NASA's Curiosity Project Scientist Ashwin Vasavada gives a descriptive tour of the Mars rover's view in Gale Crater. The scene from "Vera Rubin Ridge" looks back over the journey so far, including buttes, dunes and other features along the route. To see where the rover is now, visit https://mars.nasa.gov/msl/mission/whereistherovernow/ To aid geologists, colors in the image are white balanced so rocks appear the same color as the same rocks would on Earth. Why? Click here: https://go.nasa.gov/2Fs8tFd
Mars Science Laboratory Project Scientist
When the Curiosity rover climbed a ridge and the skies cleared up during Martian winter, we had the chance to take this amazing panorama.
I'm really glad we did.
Curiosity is inside Gale crater, a huge basin made by an impactor about 3.8 billion years ago.
The mountains across the crater floor are actually the northern rim of the crater. They rise over a mile above the rover.

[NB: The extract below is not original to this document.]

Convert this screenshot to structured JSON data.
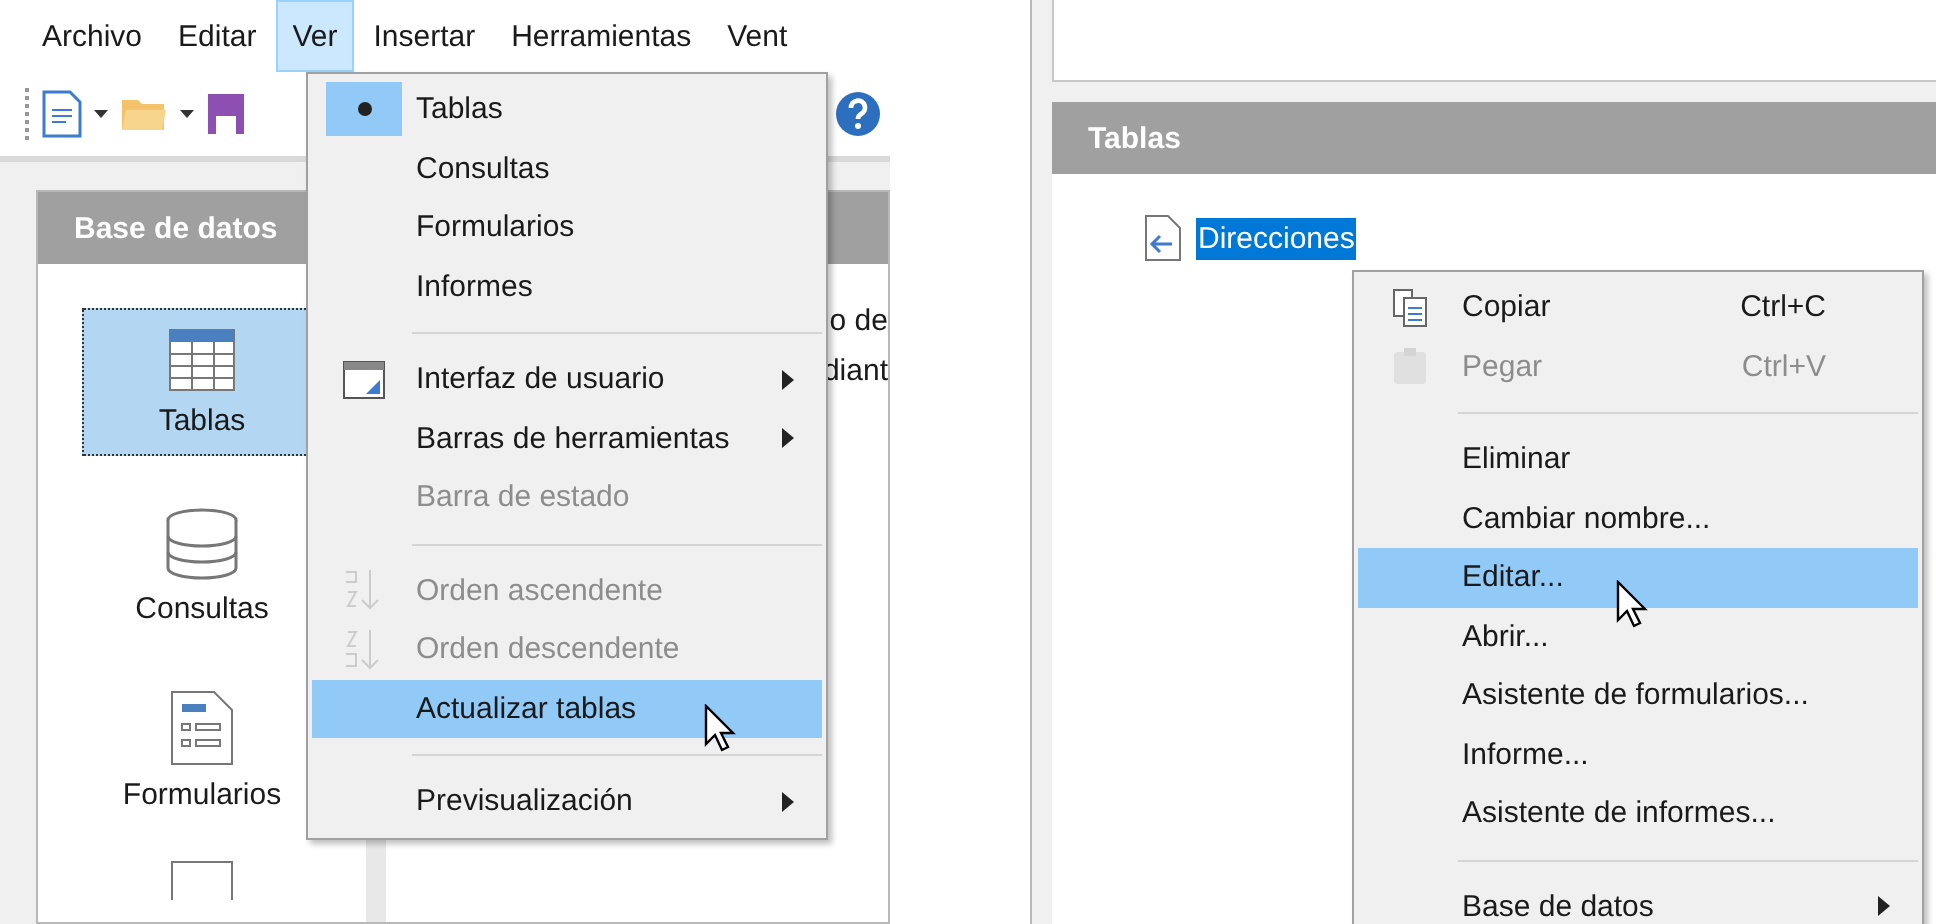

It's so clear, when we took this image, that you can even see a hill outside the crater that is 50 miles away!
I love how you can see Peace Vallis, a channel that once held a flowing river, like many others that formed lakes inside Gale crater.
This is also the first time we could look back and see everywhere we've been so far in the mission since landing in 2012. Here's the path we took.
After landing, we drove to Yellowknife Bay before we turned southwest through Darwin, Cooperstown, and the Kimberley.
The rover studied dark, windblown sand at Namib Dune.
Curiosity then weaved between the Murray Buttes, checked out Ireson Hill, and made a tricky crossing of the Bagnold Dunes before reaching the ridge where it sits today and caught this amazing view.
To aid geologists, colors in the image are white balanced so rocks appear the same color as the same rocks would on Earth.